Müjde Işıl – ’90’lar şimdinin modern klasik olmuş yapımlarını izlediğimiz şahane dönem olduğu kadar çoğumuz için de Julia Roberts’ın romantik komedileriyle özdeşleşti. Sımsıcak gülümsemesi, pozitiflik fışkıran bakışları, bazen kendini zor duruma düşüren çocuksuluğu ile o hep farklı bir yerde konumlandı romantik komedi sevenlerin gönlünde. Nasıl olmasın ki? “Pretty Woman”, “My Best Friend’s Wedding”, “Notting Hill” ve “Runaway Bride”a erişebilecek kaç romantik komedi çekildi ki ‘90’lardan sonra?
Diğer tarafta ise karizmatik George Clooney var elbette. Yönettiği filmlerde daha bir “ağır abi” olsa da sinemada farklı türlerde ama hep sempatik, gönül çelen bakışlarıyla iz bıraktı. İkisi de son dönemde sinema perdesinde eskisi kadar görünmüyor. Hatta Clooney’nin 1996 tarihli “One Fine Day”den sonra bir daha romantik komedilerde oynamak istemediği ve artık sosyal içerikli filmlere ağırlık vermeyi tercih ettiği söylendi durdu. Dolayısıyla “Ticket to Paradise/Cennete Bilet”in Clooney’yi de ‘90’lara döndürdüğünü söylemek yanlış olmaz.
Biz bize yeteriz
“Cennete Bilet”te önce didişen bir çift ile tanışıyoruz. David (George Clooney) ile Georgia (Julia Roberts) beş yıl evli kaldıktan sonra boşanmışlar. Birbirlerini görmeye bile tahammül edemiyorlar. Ancak kızları Lily (Kaitlyn Dever) yeni tanıştığı bir gençle aniden evlenme kararı alınca David de Georgia da deliye dönüyor. Düğünün olacağı Bali’ye geliyorlar. Ne kadar didişseler de kızlarını evlilik kararından vazgeçirmek için iş birliği yapmaya başlıyorlar.
Romantik komedilerle özdeşleşen Roberts ile romantik komedilerle pek içli dışlı olmayan Clooney’yi, daha önce dört kez birlikte rol almış olsalar da bu türde bir araya getirmesiyle dikkat çeken bir yapım “Cennete Bilet”. Romantik komedi türünün sevilen klişelerini bu yıldız çiftin macerasında izlemek, seyirciyi ‘90’ların havasına sokabilir. Roberts ve Clooney’nin çift olarak seyirciyi hayran bırakacak düzeyde bir kimya uyuşmasından söz etmek zor ama hem tekil olarak hâlâ güçlü enerjileri hem de en popüler oldukları döneme dair nostalji hissiyle moral veriyorlar seyirciye.
“Mamma Mia!
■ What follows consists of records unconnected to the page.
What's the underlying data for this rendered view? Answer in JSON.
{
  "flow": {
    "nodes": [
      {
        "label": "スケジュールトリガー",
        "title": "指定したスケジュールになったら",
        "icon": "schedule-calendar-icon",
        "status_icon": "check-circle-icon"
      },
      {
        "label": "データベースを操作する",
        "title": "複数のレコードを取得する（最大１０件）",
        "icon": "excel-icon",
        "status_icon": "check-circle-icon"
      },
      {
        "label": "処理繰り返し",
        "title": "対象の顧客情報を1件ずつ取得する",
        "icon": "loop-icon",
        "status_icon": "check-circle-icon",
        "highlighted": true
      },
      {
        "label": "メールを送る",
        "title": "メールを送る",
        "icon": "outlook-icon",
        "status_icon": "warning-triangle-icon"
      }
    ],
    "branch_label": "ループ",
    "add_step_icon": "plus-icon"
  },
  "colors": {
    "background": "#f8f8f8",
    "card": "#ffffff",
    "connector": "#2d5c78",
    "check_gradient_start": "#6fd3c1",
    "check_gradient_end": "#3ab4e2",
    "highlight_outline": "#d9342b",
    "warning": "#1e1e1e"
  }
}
Here We Go Again” müzikalinden tanıdığımız Ol Parker, tıpkı o film gibi bunda da buram buram yaz enerjisi yüklü rengârenk bir atmosfere imza atıyor. Film kâğıt üzerinde Bali’de geçse de çekimleri Avustralya’da yapılmış. Hatta Avustralya hükümeti filme yaklaşık beş milyon dolar destek vermiş. Resmî açıklamalara göre bu filmin çekimlerine ev sahipliği yapmasının bölge ekonomisine katkısı 35 milyon dolardan fazla. Sanılanın aksine Parker’ın iki yıldızı bir araya getirip soluğu Avustralya’da alması hiç de zor olmamış. Clooney süreci şöyle anlatıyor: “Julia ve ben, birlikte çalışacağımız bir proje arayışında değildik. Ama tabii ki onunla bir projede yer alma fırsatını kabul etmek çok kolay oldu. Ol Parker, senaryoyu ikimiz de aynı anda gönderdi ve rolleri Julia ile benim için yazdığını söyledi. Okuduktan hemen sonra Julia’yı aradım ve ona ‘Sen yaparsan ben de yapacağım’ dedim. O da ‘Sen yapacaksan yaparım’ dedi. Kısa bir süre sonra da Avustralya’ya doğru yola çıktık.” Seyirci için bu yolculuğun sonucundan akılda en fazla kalan an ise muhtemelen ikilinin dans sahnesi olacak.
Perdenin sevilen ikilisi
George Clooney ve Julia Roberts’ın ilk kez birlikte kamera karşısına geçtikleri “Ocean’s Eleven”, aslında bir yeniden çevrimdi ama tüm dünyada büyük ilgi gördü ve gişede yüzleri güldürdü. Kadrosu Brad Pitt, Matt Damon gibi yıldız isimlerden oluşan filmin mizah yönünü Clooney-Roberts ikilisi kuvvetlendiriyordu. Çünkü Clooney’nin canlandırdığı Danny Ocean, eski karısı Tess’in (yani Roberts’ın) yeni sevgilisinin kumarhanelerini soymayı planlamaktaydı. İkili ertesi sene Clooney’nin ilk kez yönetmen koltuğuna oturduğu “Confessions of a Dangerous Mind”da rol aldılar. Kitap uyarlaması olan bu casus filminde Clooney, CIA ajanını canlandırırken Roberts de meslektaşıydı ama ikili olarak filme damgalarını vurmadılar. Çünkü hikâyenin merkezinde Sam Rockwell’in canlandırdığı şovmen/tetikçi Chuck Barris vardı. Zaten Roberts’ın karakterini finalde acı bir son beklemekteydi. Bunun ardından devam filmi “Ocean’s Twelve”de çok sevilen rollerine geri döndüler. İlk filmdeki maceradan sonra Danny ve Tess yeniden bir araya gelmişti. Ekip yine büyük bir soygunun peşindeydi. Üstelik bu sefer Tess, dolandırma planının bir parçası olarak hamile bir Julia Roberts taklidi bile yapmaktaydı! 2016’da Jodie Foster’ın (şimdilik) yönettiği son film olan “Money Monster”da bir araya geldiler. Bu suç filminde Clooney, televizyonda ekonomi programı sunan ve insanlara risk almalarını tavsiye eden bir finans uzmanını canlandırdı. Roberts ise bu programın yönetmenini. Tüm birikimini kaybeden bir adam, televizyon kanalını basıp sunucuyu rehin alınca ortalık karıştı.